Key Highlights
- Cipher Digital executed a 15-year lease agreement for a data center campus with an investment-grade hyperscale client — marking its third transaction of this type.
- The firm finalized a $200M revolving credit facility, completely undrawn at inception, featuring a $50M expansion provision.
- A banking syndicate headed by Morgan Stanley includes Goldman Sachs, JPMorgan Chase, Wells Fargo, Banco Santander, and Sumitomo Mitsui.
- The credit agreement extends through March 2030 with pricing set at SOFR plus 1.25%–1.75%.
- Wall Street analysts predominantly favor the stock with buy-side recommendations, projecting price targets between $14.50 and $30.
On March 23, 2026, Cipher Digital Inc. revealed a pair of significant strategic initiatives — securing long-term data center infrastructure commitments and establishing a new revolving credit arrangement — reinforcing the company’s ongoing transformation from Bitcoin mining operations toward artificial intelligence and high-performance computing services.

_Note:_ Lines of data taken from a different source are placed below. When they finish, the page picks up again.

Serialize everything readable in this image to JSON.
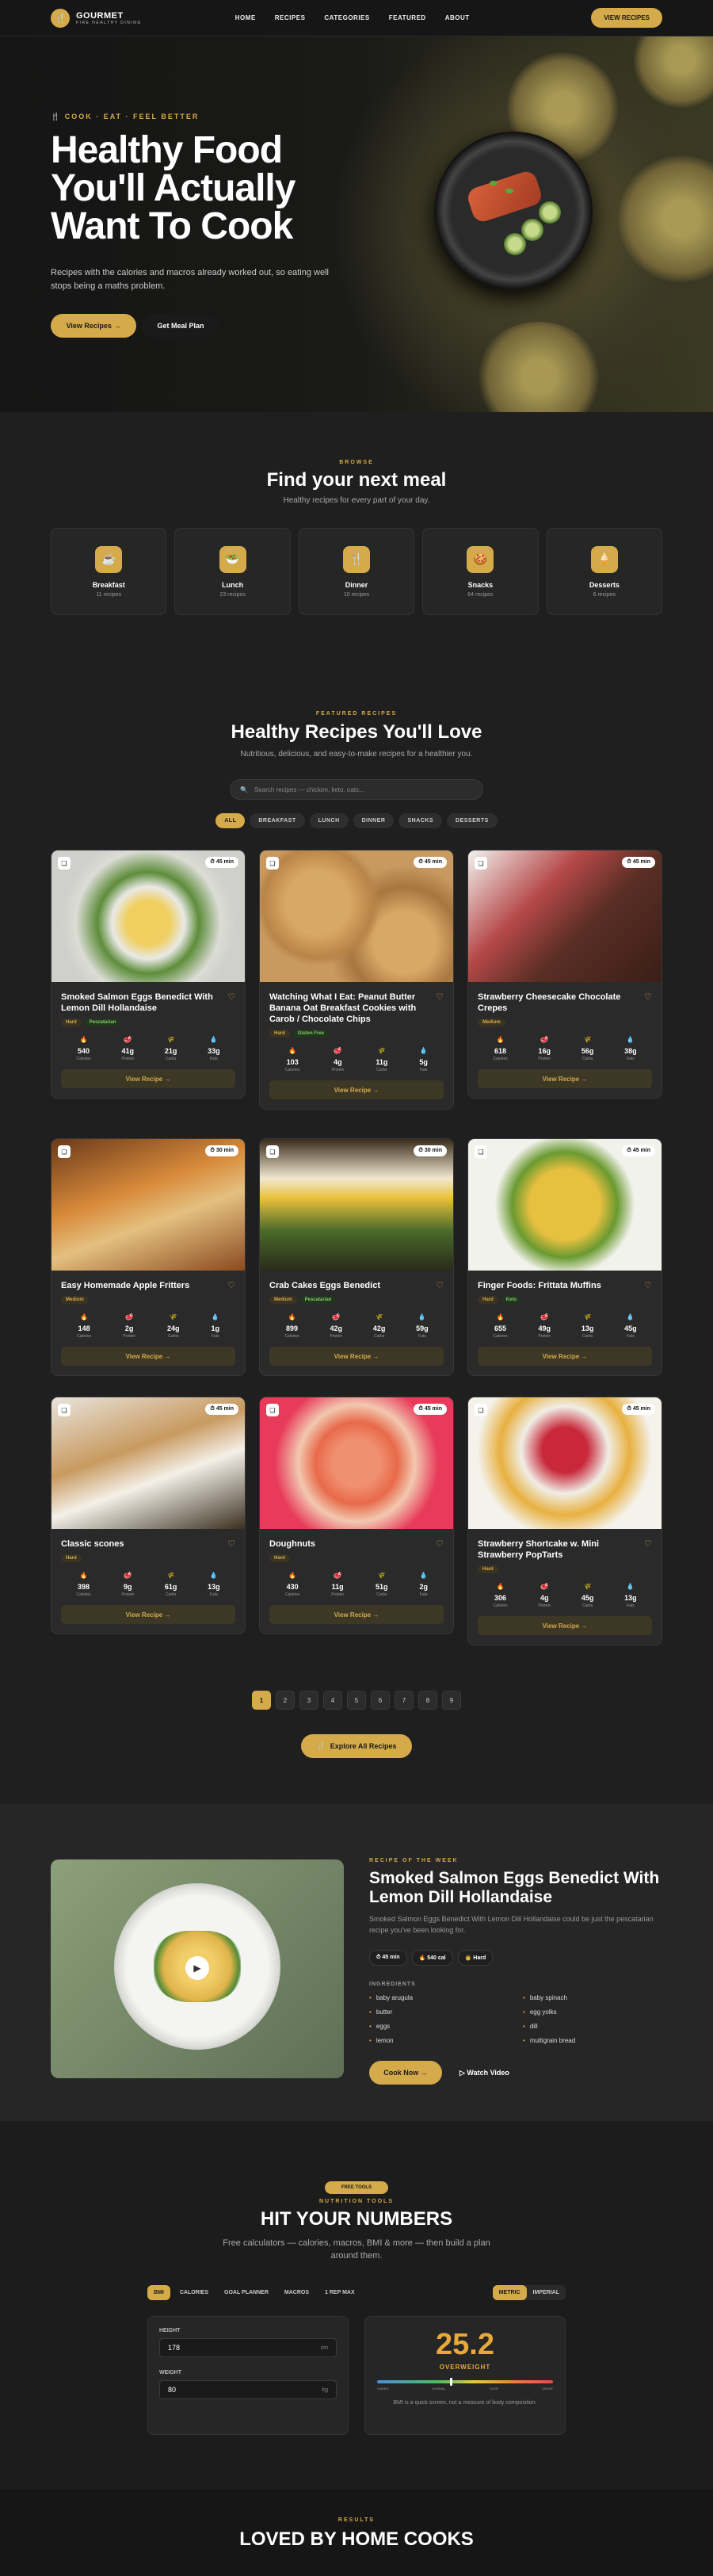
{
  "nav": {
    "brand": "GOURMET",
    "tagline": "FIRE HEALTHY DINING",
    "links": [
      "HOME",
      "RECIPES",
      "CATEGORIES",
      "FEATURED",
      "ABOUT"
    ],
    "cta": "VIEW RECIPES"
  },
  "hero": {
    "eyebrow": "🍴 COOK · EAT · FEEL BETTER",
    "title": "Healthy Food You'll Actually Want To Cook",
    "subtitle": "Recipes with the calories and macros already worked out, so eating well stops being a maths problem.",
    "btn_primary": "View Recipes →",
    "btn_secondary": "Get Meal Plan"
  },
  "browse": {
    "eyebrow": "BROWSE",
    "title": "Find your next meal",
    "subtitle": "Healthy recipes for every part of your day.",
    "categories": [
      {
        "name": "Breakfast",
        "count": "11 recipes"
      },
      {
        "name": "Lunch",
        "count": "23 recipes"
      },
      {
        "name": "Dinner",
        "count": "10 recipes"
      },
      {
        "name": "Snacks",
        "count": "64 recipes"
      },
      {
        "name": "Desserts",
        "count": "6 recipes"
      }
    ]
  },
  "featured": {
    "eyebrow": "FEATURED RECIPES",
    "title": "Healthy Recipes You'll Love",
    "subtitle": "Nutritious, delicious, and easy-to-make recipes for a healthier you.",
    "search_placeholder": "Search recipes — chicken, keto, oats...",
    "filters": [
      "ALL",
      "BREAKFAST",
      "LUNCH",
      "DINNER",
      "SNACKS",
      "DESSERTS"
    ],
    "macro_labels": [
      "Calories",
      "Protein",
      "Carbs",
      "Fats"
    ],
    "view_label": "View Recipe →",
    "recipes": [
      {
        "title": "Smoked Salmon Eggs Benedict With Lemon Dill Hollandaise",
        "time": "45 min",
        "tags": [
          "Hard",
          "Pescatarian"
        ],
        "macros": [
          "540",
          "41g",
          "21g",
          "33g"
        ]
      },
      {
        "title": "Watching What I Eat: Peanut Butter Banana Oat Breakfast Cookies with Carob / Chocolate Chips",
        "time": "45 min",
        "tags": [
          "Hard",
          "Gluten Free"
        ],
        "macros": [
          "103",
          "4g",
          "11g",
          "5g"
        ]
      },
      {
        "title": "Strawberry Cheesecake Chocolate Crepes",
        "time": "45 min",
        "tags": [
          "Medium"
        ],
        "macros": [
          "618",
          "16g",
          "56g",
          "38g"
        ]
      },
      {
        "title": "Easy Homemade Apple Fritters",
        "time": "30 min",
        "tags": [
          "Medium"
        ],
        "macros": [
          "148",
          "2g",
          "24g",
          "1g"
        ]
      },
      {
        "title": "Crab Cakes Eggs Benedict",
        "time": "30 min",
        "tags": [
          "Medium",
          "Pescatarian"
        ],
        "macros": [
          "899",
          "42g",
          "42g",
          "59g"
        ]
      },
      {
        "title": "Finger Foods: Frittata Muffins",
        "time": "45 min",
        "tags": [
          "Hard",
          "Keto"
        ],
        "macros": [
          "655",
          "49g",
          "13g",
          "45g"
        ]
      },
      {
        "title": "Classic scones",
        "time": "45 min",
        "tags": [
          "Hard"
        ],
        "macros": [
          "398",
          "9g",
          "61g",
          "13g"
        ]
      },
      {
        "title": "Doughnuts",
        "time": "45 min",
        "tags": [
          "Hard"
        ],
        "macros": [
          "430",
          "11g",
          "51g",
          "2g"
        ]
      },
      {
        "title": "Strawberry Shortcake w. Mini Strawberry PopTarts",
        "time": "45 min",
        "tags": [
          "Hard"
        ],
        "macros": [
          "306",
          "4g",
          "45g",
          "13g"
        ]
      }
    ],
    "pages": [
      "1",
      "2",
      "3",
      "4",
      "5",
      "6",
      "7",
      "8",
      "9"
    ],
    "explore": "Explore All Recipes"
  },
  "week": {
    "eyebrow": "RECIPE OF THE WEEK",
    "title": "Smoked Salmon Eggs Benedict With Lemon Dill Hollandaise",
    "desc": "Smoked Salmon Eggs Benedict With Lemon Dill Hollandaise could be just the pescatarian recipe you've been looking for.",
    "pills": [
      "⏱ 45 min",
      "🔥 540 cal",
      "👨 Hard"
    ],
    "ingredients_label": "INGREDIENTS",
    "ingredients": [
      "baby arugula",
      "butter",
      "eggs",
      "lemon",
      "baby spinach",
      "egg yolks",
      "dill",
      "multigrain bread"
    ],
    "cook": "Cook Now →",
    "watch": "▷ Watch Video"
  },
  "tools": {
    "badge": "FREE TOOLS",
    "eyebrow": "NUTRITION TOOLS",
    "title": "HIT YOUR NUMBERS",
    "subtitle": "Free calculators — calories, macros, BMI & more — then build a plan around them.",
    "tabs": [
      "BMI",
      "CALORIES",
      "GOAL PLANNER",
      "MACROS",
      "1 REP MAX"
    ],
    "units": [
      "METRIC",
      "IMPERIAL"
    ],
    "height_label": "HEIGHT",
    "height_value": "178",
    "height_unit": "cm",
    "weight_label": "WEIGHT",
    "weight_value": "80",
    "weight_unit": "kg",
    "bmi": "25.2",
    "bmi_category": "OVERWEIGHT",
    "scale": [
      "UNDER",
      "NORMAL",
      "OVER",
      "OBESE"
    ],
    "note": "BMI is a quick screen, not a measure of body composition."
  },
  "results": {
    "eyebrow": "RESULTS",
    "title": "LOVED BY HOME COOKS"
  }
}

The newly signed 15-year agreement involves an investment-grade hyperscale customer. Under the terms, Cipher will construct and operate a high-performance computing facility at one of its current locations. This transaction represents the company’s third major data center campus commitment.

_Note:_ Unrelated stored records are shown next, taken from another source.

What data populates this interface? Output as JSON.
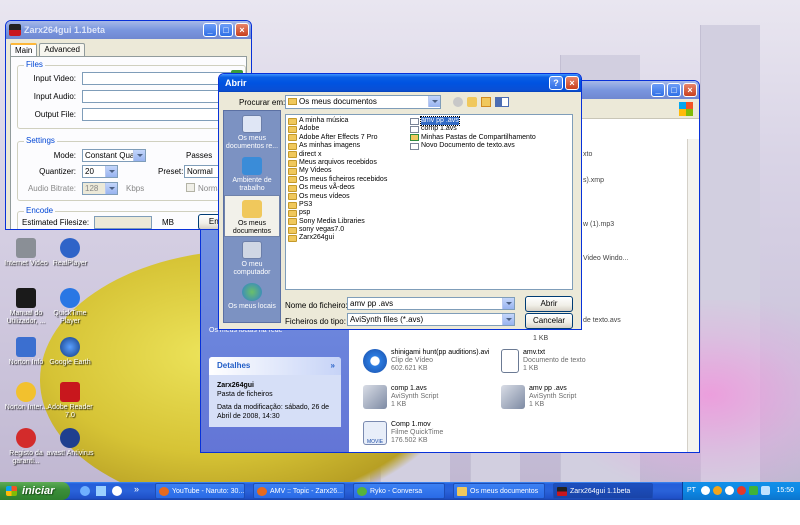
{
  "zarx": {
    "title": "Zarx264gui 1.1beta",
    "tabs": [
      "Main",
      "Advanced"
    ],
    "files_group": "Files",
    "input_video": "Input Video:",
    "input_audio": "Input Audio:",
    "output_file": "Output File:",
    "settings_group": "Settings",
    "mode_label": "Mode:",
    "mode_value": "Constant Quality",
    "passes_label": "Passes",
    "quantizer_label": "Quantizer:",
    "quantizer_value": "20",
    "preset_label": "Preset:",
    "preset_value": "Normal",
    "audio_bitrate_label": "Audio Bitrate:",
    "audio_bitrate_value": "128",
    "kbps": "Kbps",
    "normalize": "Normaliz",
    "encode_group": "Encode",
    "estimated_filesize": "Estimated Filesize:",
    "mb": "MB",
    "encode_button": "Enco"
  },
  "dialog": {
    "title": "Abrir",
    "look_in_label": "Procurar em:",
    "look_in_value": "Os meus documentos",
    "places": [
      {
        "label": "Os meus documentos re..."
      },
      {
        "label": "Ambiente de trabalho"
      },
      {
        "label": "Os meus documentos"
      },
      {
        "label": "O meu computador"
      },
      {
        "label": "Os meus locais"
      }
    ],
    "files_col1": [
      {
        "name": "A minha música",
        "type": "folder"
      },
      {
        "name": "Adobe",
        "type": "folder"
      },
      {
        "name": "Adobe After Effects 7 Pro",
        "type": "folder"
      },
      {
        "name": "As minhas imagens",
        "type": "folder"
      },
      {
        "name": "direct x",
        "type": "folder"
      },
      {
        "name": "Meus arquivos recebidos",
        "type": "folder"
      },
      {
        "name": "My Videos",
        "type": "folder"
      },
      {
        "name": "Os meus ficheiros recebidos",
        "type": "folder"
      },
      {
        "name": "Os meus vÃ-deos",
        "type": "folder"
      },
      {
        "name": "Os meus vídeos",
        "type": "folder"
      },
      {
        "name": "PS3",
        "type": "folder"
      },
      {
        "name": "psp",
        "type": "folder"
      },
      {
        "name": "Sony Media Libraries",
        "type": "folder"
      },
      {
        "name": "sony vegas7.0",
        "type": "folder"
      },
      {
        "name": "Zarx264gui",
        "type": "folder"
      }
    ],
    "files_col2": [
      {
        "name": "amv pp .avs",
        "type": "avs",
        "selected": true
      },
      {
        "name": "comp 1.avs",
        "type": "avs"
      },
      {
        "name": "Minhas Pastas de Compartilhamento",
        "type": "share"
      },
      {
        "name": "Novo Documento de texto.avs",
        "type": "avs"
      }
    ],
    "filename_label": "Nome do ficheiro:",
    "filename_value": "amv pp .avs",
    "filetype_label": "Ficheiros do tipo:",
    "filetype_value": "AviSynth files (*.avs)",
    "open_button": "Abrir",
    "cancel_button": "Cancelar"
  },
  "explorer": {
    "partial_labels": [
      "xto",
      "s).xmp",
      "w (1).mp3",
      "Video Windo...",
      "de texto.avs",
      "1 KB"
    ],
    "places_link": "Os meus locais na rede",
    "details_title": "Detalhes",
    "details_name": "Zarx264gui",
    "details_type": "Pasta de ficheiros",
    "details_modified": "Data da modificação: sábado, 26 de Abril de 2008, 14:30",
    "items": [
      {
        "name": "shinigami hunt(pp auditions).avi",
        "type": "Clip de Vídeo",
        "size": "602.621 KB"
      },
      {
        "name": "amv.txt",
        "type": "Documento de texto",
        "size": "1 KB"
      },
      {
        "name": "comp 1.avs",
        "type": "AviSynth Script",
        "size": "1 KB"
      },
      {
        "name": "amv pp .avs",
        "type": "AviSynth Script",
        "size": "1 KB"
      },
      {
        "name": "Comp 1.mov",
        "type": "Filme QuickTime",
        "size": "176.502 KB"
      }
    ],
    "mov_badge": "MOVIE"
  },
  "desktop_icons": [
    {
      "label": "Internet Video"
    },
    {
      "label": "RealPlayer"
    },
    {
      "label": "Manual do Utilizador, ..."
    },
    {
      "label": "QuickTime Player"
    },
    {
      "label": "Norton Info"
    },
    {
      "label": "Google Earth"
    },
    {
      "label": "Norton Inter..."
    },
    {
      "label": "Adobe Reader 7.0"
    },
    {
      "label": "Registo da garanti..."
    },
    {
      "label": "avast! Antivirus"
    }
  ],
  "taskbar": {
    "start": "iniciar",
    "tasks": [
      {
        "label": "YouTube - Naruto: 30..."
      },
      {
        "label": "AMV :: Topic - Zarx26..."
      },
      {
        "label": "Ryko - Conversa"
      },
      {
        "label": "Os meus documentos"
      },
      {
        "label": "Zarx264gui 1.1beta"
      }
    ],
    "lang": "PT",
    "clock": "15:50"
  },
  "colors": {
    "xp_blue": "#0a5ee4",
    "selection": "#316ac5",
    "folder": "#f0c85c"
  }
}
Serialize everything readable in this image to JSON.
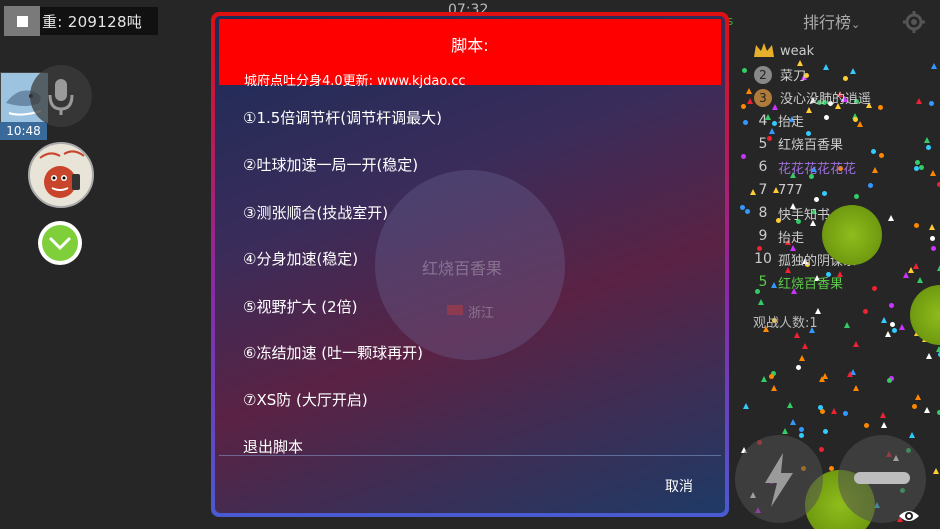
{
  "status": {
    "weight_text": "重: 209128吨",
    "clock": "07:32",
    "avatar_time": "10:48"
  },
  "leaderboard": {
    "title": "排行榜",
    "side_letter": "s",
    "rows": [
      {
        "rank": "",
        "name": "weak",
        "style": "crown"
      },
      {
        "rank": "2",
        "name": "菜刀",
        "style": "silver"
      },
      {
        "rank": "3",
        "name": "没心没肺的逍遥",
        "style": "bronze"
      },
      {
        "rank": "4",
        "name": "抬走",
        "style": "plain"
      },
      {
        "rank": "5",
        "name": "红烧百香果",
        "style": "plain"
      },
      {
        "rank": "6",
        "name": "花花花花花花",
        "style": "purple"
      },
      {
        "rank": "7",
        "name": "777",
        "style": "plain"
      },
      {
        "rank": "8",
        "name": "快手知书",
        "style": "plain"
      },
      {
        "rank": "9",
        "name": "抬走",
        "style": "plain"
      },
      {
        "rank": "10",
        "name": "孤独的阴谋家",
        "style": "plain"
      },
      {
        "rank": "5",
        "name": "红烧百香果",
        "style": "green"
      }
    ],
    "spectators": "观战人数:1"
  },
  "background": {
    "player_name": "红烧百香果",
    "flag_text": "浙江"
  },
  "modal": {
    "title": "脚本:",
    "subtitle": "城府点吐分身4.0更新: www.kjdao.cc",
    "items": [
      "①1.5倍调节杆(调节杆调最大)",
      "②吐球加速一局一开(稳定)",
      "③测张顺合(技战室开)",
      "④分身加速(稳定)",
      "⑤视野扩大 (2倍)",
      "⑥冻结加速 (吐一颗球再开)",
      "⑦XS防 (大厅开启)",
      "退出脚本"
    ],
    "cancel": "取消"
  },
  "colors": {
    "header_red": "#ff0000",
    "virus_green": "#8fbc1c",
    "leaderboard_green": "#5cc94a",
    "leaderboard_purple": "#a070e0"
  },
  "icons": [
    "checkbox-icon",
    "microphone-icon",
    "chevron-down-icon",
    "gear-icon",
    "crown-icon",
    "lightning-icon",
    "minus-icon",
    "eye-icon"
  ]
}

This latest agreement complements previously established partnerships Cipher maintains with AWS and Fluidstack, both progressing according to plan per company leadership.

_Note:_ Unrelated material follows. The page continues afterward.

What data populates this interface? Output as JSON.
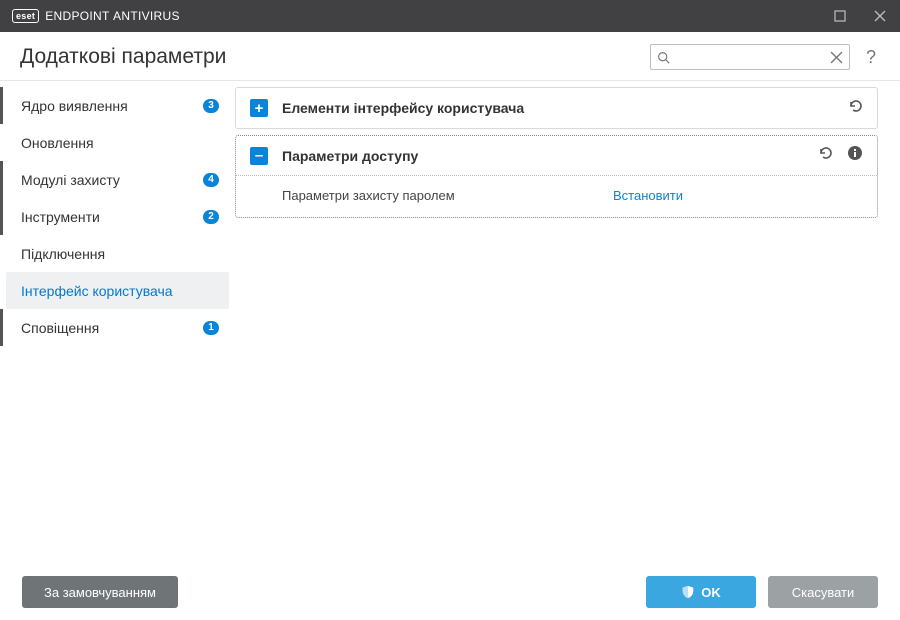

Concurrently, Cipher finalized a $200 million revolving credit arrangement. The facility remained completely untapped at closing and includes a $50 million accordion feature, potentially expanding total availability to $250 million.
Morgan Stanley acted as administrative agent and primary arranger. Participating financial institutions encompass Goldman Sachs, JPMorgan Chase, Wells Fargo, Banco Santander, and Sumitomo Mitsui Banking Corporation.
Pricing on the facility follows the Secured Overnight Financing Rate (SOFR) plus a spread ranging from 1.25% to 1.75%, with decreasing margins tied to Cipher’s total debt-to-market capitalization metrics. The agreement reaches maturity in March 2030.
CFO Greg Mumford characterized the arrangement as “a major step in the evolution of our capital structure,” noting it represents Cipher’s inaugural syndicated revolving credit facility.
Financial Covenants Apply
The credit arrangement includes specific financial requirements. Cipher faces quarterly minimum liquidity thresholds ranging between $100 million and $200 million, varying based on cash flow performance at its Barber Lake and Black Pearl operations.
Additionally, the company must demonstrate minimum market capitalization of $3 billion each time it draws on the facility. Traditional protective covenants limit incremental borrowing, asset dispositions, and fundamental corporate restructuring.
Cipher currently maintains a current ratio of 3.79, with liquid resources surpassing near-term liabilities, per InvestingPro data.
Shares have generated a 389% gain over the preceding twelve months, although InvestingPro’s Fair Value assessment suggests the stock may be trading above intrinsic value at present price levels.
Wall Street Outlook Remains Predominantly Positive
Sell-side perspectives on CIFR demonstrate variation in valuation expectations but generally optimistic positioning.
Citizens reaffirmed its Market Outperform stance with a $30 price objective, citing the strategic shift toward HPC operations and departure from a Bitcoin mining partnership as positive developments.
Cantor Fitzgerald adjusted its target downward to $24 from $26 while maintaining an Overweight recommendation. Needham reduced its objective to $22 from $26 while retaining a Buy rating. Rosenblatt sustained a Buy recommendation with a $24 target.
The most conservative current rating on record assigns a Hold recommendation with a $14.50 price objective.
Fourth quarter 2025 financial results fell short of analyst projections, primarily reflecting diminished Bitcoin mining revenue and elevated general and administrative expenses. The company’s strategic transition from cryptocurrency mining toward AI-focused data center operations continues to unfold.